I am confused about how a bidirectional lstm works. I will post a link of the architecture of a bidirectional lstm. You can see that for each time-step the network produces an output based on past and future information wrt the time step. If I have a sequence of N elements and I pass the sequence to the lstm, for each time step I will produce an output that would be something like output(N-c) = [output_from_the_past(0:c),output_from_the_future(N:N-c)] . So each hidden state will have a part coming from the forward direction ( from the past to the future) and a part coming from the backward (from the future to the past ) . Now, supposed I have a sequence of N elements and I want to predict for each time-step the next value, I will have this configuration:
- SEQUENCE = [0,1,…,N]
- INPUT = [0,1,…,N-1]
- TARGET= [1,2,…,N]
- OUTPUT = [1_tilde,2_tilde,…,N_tilde] My network will produce an output of length equal to the length of the input because for each time step I will get an output(the hidden_state produced with that time step input ), but each of them will contain information from the past and the future ( as demonstrated before ) . So my question is: to predict the next value I am using both information from the past and the future, including information about the value I want to predict. Is the Bidirectional LSTM Cheating? Or maybe there is something I didn’t get ?
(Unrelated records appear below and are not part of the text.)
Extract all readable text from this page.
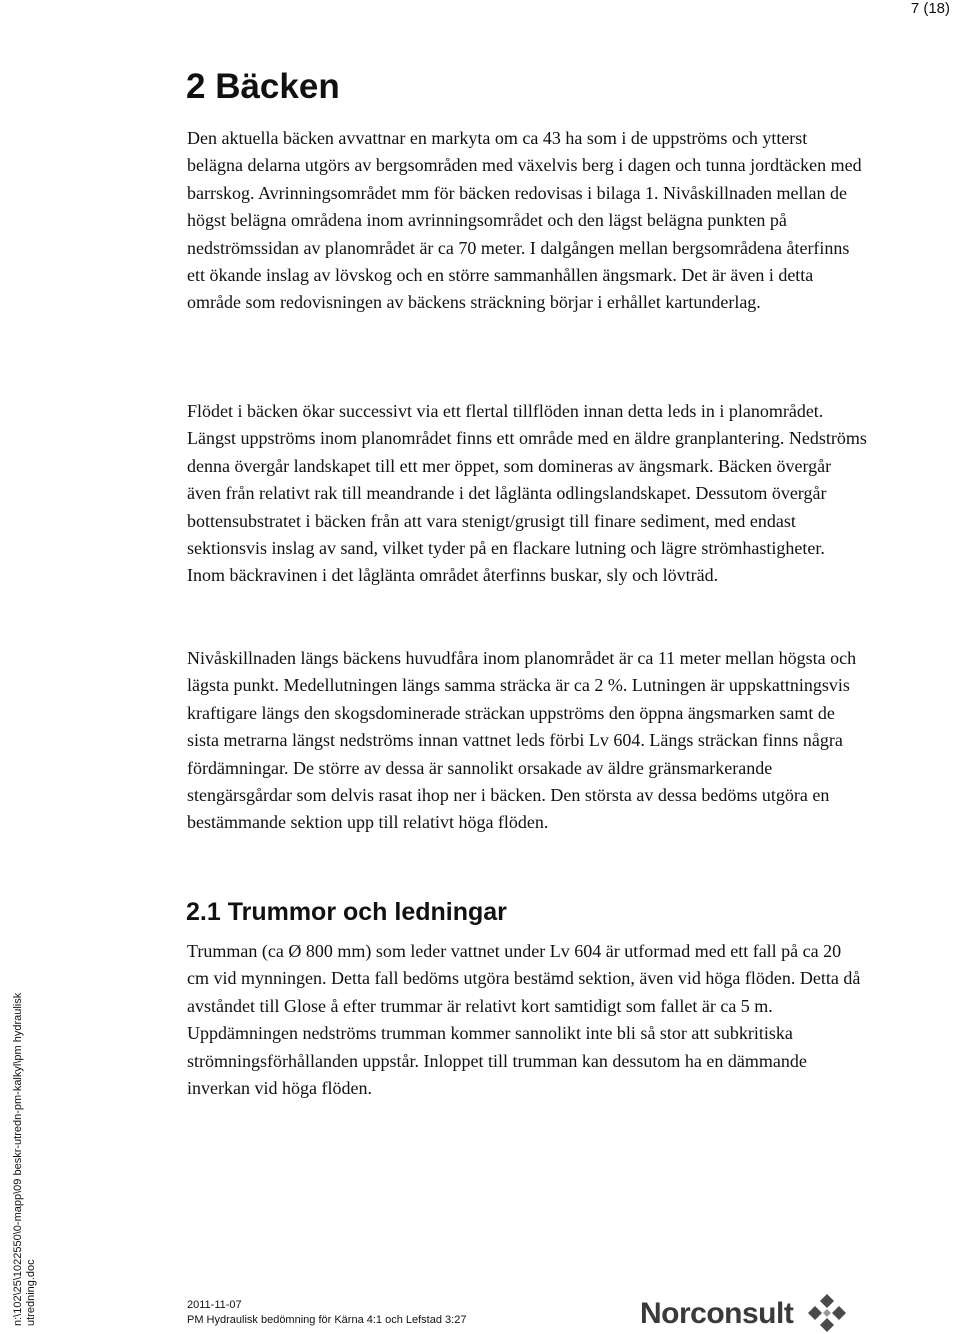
7 (18)
2 Bäcken

Den aktuella bäcken avvattnar en markyta om ca 43 ha som i de uppströms och ytterst belägna delarna utgörs av bergsområden med växelvis berg i dagen och tunna jordtäcken med barrskog. Avrinningsområdet mm för bäcken redovisas i bilaga 1. Nivåskillnaden mellan de högst belägna områdena inom avrinningsområdet och den lägst belägna punkten på nedströmssidan av planområdet är ca 70 meter. I dalgången mellan bergsområdena återfinns ett ökande inslag av lövskog och en större sammanhållen ängsmark. Det är även i detta område som redovisningen av bäckens sträckning börjar i erhållet kartunderlag.

Flödet i bäcken ökar successivt via ett flertal tillflöden innan detta leds in i planområdet. Längst uppströms inom planområdet finns ett område med en äldre granplantering. Nedströms denna övergår landskapet till ett mer öppet, som domineras av ängsmark. Bäcken övergår även från relativt rak till meandrande i det låglänta odlingslandskapet. Dessutom övergår bottensubstratet i bäcken från att vara stenigt/grusigt till finare sediment, med endast sektionsvis inslag av sand, vilket tyder på en flackare lutning och lägre strömhastigheter. Inom bäckravinen i det låglänta området återfinns buskar, sly och lövträd.

Nivåskillnaden längs bäckens huvudfåra inom planområdet är ca 11 meter mellan högsta och lägsta punkt. Medellutningen längs samma sträcka är ca 2 %. Lutningen är uppskattningsvis kraftigare längs den skogsdominerade sträckan uppströms den öppna ängsmarken samt de sista metrarna längst nedströms innan vattnet leds förbi Lv 604. Längs sträckan finns några fördämningar. De större av dessa är sannolikt orsakade av äldre gränsmarkerande stengärsgårdar som delvis rasat ihop ner i bäcken. Den största av dessa bedöms utgöra en bestämmande sektion upp till relativt höga flöden.

2.1 Trummor och ledningar

Trumman (ca Ø 800 mm) som leder vattnet under Lv 604 är utformad med ett fall på ca 20 cm vid mynningen. Detta fall bedöms utgöra bestämd sektion, även vid höga flöden. Detta då avståndet till Glose å efter trummar är relativt kort samtidigt som fallet är ca 5 m. Uppdämningen nedströms trumman kommer sannolikt inte bli så stor att subkritiska strömningsförhållanden uppstår. Inloppet till trumman kan dessutom ha en dämmande inverkan vid höga flöden.

n:\102\25\1022550\0-mapp\09 beskr-utredn-pm-kalkyl\pm hydraulisk utredning.doc	2011-11-07
PM Hydraulisk bedömning för Kärna 4:1 och Lefstad 3:27	Norconsult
Here are some related links:
- Bidirectional lstm architecture : https://www.google.com/imgres?imgurl=https%3A%2F%2Fmiro.medium.com%2Fmax%2F764%2F1*6QnPUSv_t9BY9Fv8_aLb-Q.png&imgrefurl=https%3A%2F%2Ftowardsdatascience.com%2Funderstanding-bidirectional-rnn-in-pytorch-5bd25a5dd66&tbnid=dTcj5EWeqc27gM&vet=12ahUKEwji0qjZjsz6AhWswwIHHSChAY0QMygDegUIARDIAQ..i&docid=cuVJyCbuXd5BHM&w=764&h=270&q=bidirectional%20lstm%20architecture&hl=en&ved=2ahUKEwji0qjZjsz6AhWswwIHHSChAY0QMygDegUIARDIAQ
- Pytorch Documentation : LSTM — PyTorch 1.12 documentation